In some cases there is no follow-up because the company has not yet developed systems adequate to monitor its goals. For example, many firms desire to monitor financial goals but have not developed an accounting system that can provide the information needed to do so.
In other cases, follow-up does not occur because personnel have not received proper training in setting, monitoring, and evaluating goals. They set goals that cannot be achieved or cannot be measured, or they do not know how to evaluate and provide useful feedback on goal achievement. These problems tend to appear most often in the performance appraisal process.
9. Some People Feel Insecure About Their Place in the Firm.
As a consequence of other organizational growing pains, employees begin to feel insecure about their places in the firm.
Typically, the entrepreneur has become anxious about problems facing the organization and has therefore hired a “heavyweight” manager from outside. This action may have been accompanied by the termination of one or more current managers. Employees feel anxious partly because they do not understand the reasons for these and other changes. When anxiety becomes too high, it may result in morale problems or excessive turnover.

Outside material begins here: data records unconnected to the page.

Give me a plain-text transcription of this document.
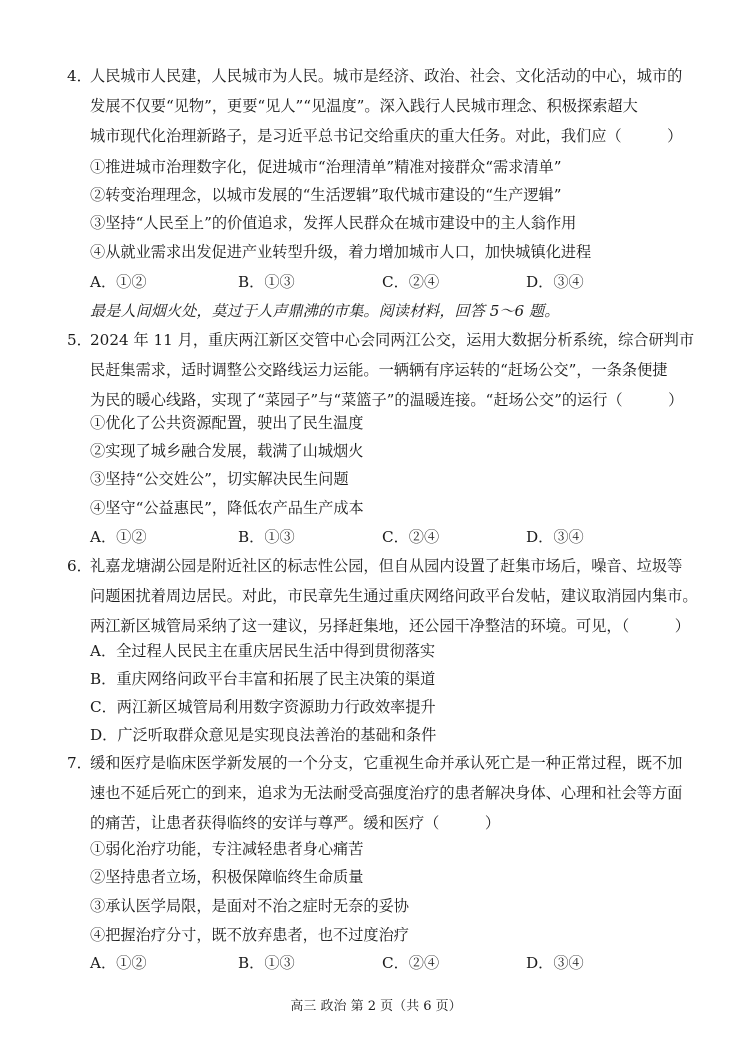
4．
人民城市人民建，人民城市为人民。城市是经济、政治、社会、文化活动的中心，城市的
发展不仅要“见物”，更要“见人”“见温度”。深入践行人民城市理念、积极探索超大
城市现代化治理新路子，是习近平总书记交给重庆的重大任务。对此，我们应（　　　）
①推进城市治理数字化，促进城市“治理清单”精准对接群众“需求清单”
②转变治理理念，以城市发展的“生活逻辑”取代城市建设的“生产逻辑”
③坚持“人民至上”的价值追求，发挥人民群众在城市建设中的主人翁作用
④从就业需求出发促进产业转型升级，着力增加城市人口，加快城镇化进程
A．①②	B．①③	C．②④	D．③④
最是人间烟火处，莫过于人声鼎沸的市集。阅读材料，回答 5～6 题。
5．
2024 年 11 月，重庆两江新区交管中心会同两江公交，运用大数据分析系统，综合研判市
民赶集需求，适时调整公交路线运力运能。一辆辆有序运转的“赶场公交”，一条条便捷
为民的暖心线路，实现了“菜园子”与“菜篮子”的温暖连接。“赶场公交”的运行（　　　）
①优化了公共资源配置，驶出了民生温度
②实现了城乡融合发展，载满了山城烟火
③坚持“公交姓公”，切实解决民生问题
④坚守“公益惠民”，降低农产品生产成本
A．①②	B．①③	C．②④	D．③④
6．
礼嘉龙塘湖公园是附近社区的标志性公园，但自从园内设置了赶集市场后，噪音、垃圾等
问题困扰着周边居民。对此，市民章先生通过重庆网络问政平台发帖，建议取消园内集市。
两江新区城管局采纳了这一建议，另择赶集地，还公园干净整洁的环境。可见，（　　　）
A．全过程人民民主在重庆居民生活中得到贯彻落实
B．重庆网络问政平台丰富和拓展了民主决策的渠道
C．两江新区城管局利用数字资源助力行政效率提升
D．广泛听取群众意见是实现良法善治的基础和条件
7．
缓和医疗是临床医学新发展的一个分支，它重视生命并承认死亡是一种正常过程，既不加
速也不延后死亡的到来，追求为无法耐受高强度治疗的患者解决身体、心理和社会等方面
的痛苦，让患者获得临终的安详与尊严。缓和医疗（　　　）
①弱化治疗功能，专注减轻患者身心痛苦
②坚持患者立场，积极保障临终生命质量
③承认医学局限，是面对不治之症时无奈的妥协
④把握治疗分寸，既不放弃患者，也不过度治疗
A．①②	B．①③	C．②④	D．③④
高三 政治 第 2 页（共 6 页）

Employees may also become insecure because they are unable to see the value of their position to the firm. This occurs when roles and responsibilities are not clearly defined and terminations are also occurring. Employees begin to wonder whether they will be the next to “get the axe.” In an attempt to protect themselves, they keep their activities secret and do not “make waves.” This results in isolation and a decrease in teamwork.
Entire departments may come to suffer from the need to remain isolated in order to protect themselves from being eliminated. This can lead to a certain amount of schizophrenia among employees. They begin to ask, “Am I loyal to my department or to the organization at large?”
10. The Firm Continues to Grow in Sales But Not in Profits.
If all the other growing pains are permitted to exist, one final symptom may emerge. In some instances, sales continue to increase while profits remain flat, so that the company is succeeding only in increasing its workload. In the worst cases, sales increase while overall profits actually decline. As you will see in the chapters that follow, companies may begin to lose money without having any idea why. The business loss can be quite significant, even though sales are up. There are many examples of entrepreneurial companies which have experienced this problem, including Apple Computer, Maxicare, Wang Laboratories, People Express and Osborne Computer.
In a significant number of companies, the decline in profits may be the result of an underlying philosophy that stresses sales. People in such companies may say, “If sales are good, then profit will also be good,” or “Profit will take care of itself.” Profit in these companies is not an explicit goal but merely whatever remains after expenses.
In sales-oriented companies, people often become accustomed to spending whatever they need to in order to make a sale or promote the organization. Organizations may also suffer because of systems that reward employees for achieving sales goals rather than profit goals.
Measuring Organizational Growing Pains
Some people believe that the solution to problems of growth is to avoid growth.
Unfortunately, very soon after an organization is founded, it must grow or it will die. Managers can, however, control the rate of growth, but it is unrealistic to try to remain at a given size or stage of development.
This means we must learn how to manage growth and the inevitable transitions it requires. Managers of rapidly growing companies of any size or type must learn to recognize organizational growing pains and take steps to alleviate them so that their organizations can continue to operate successfully.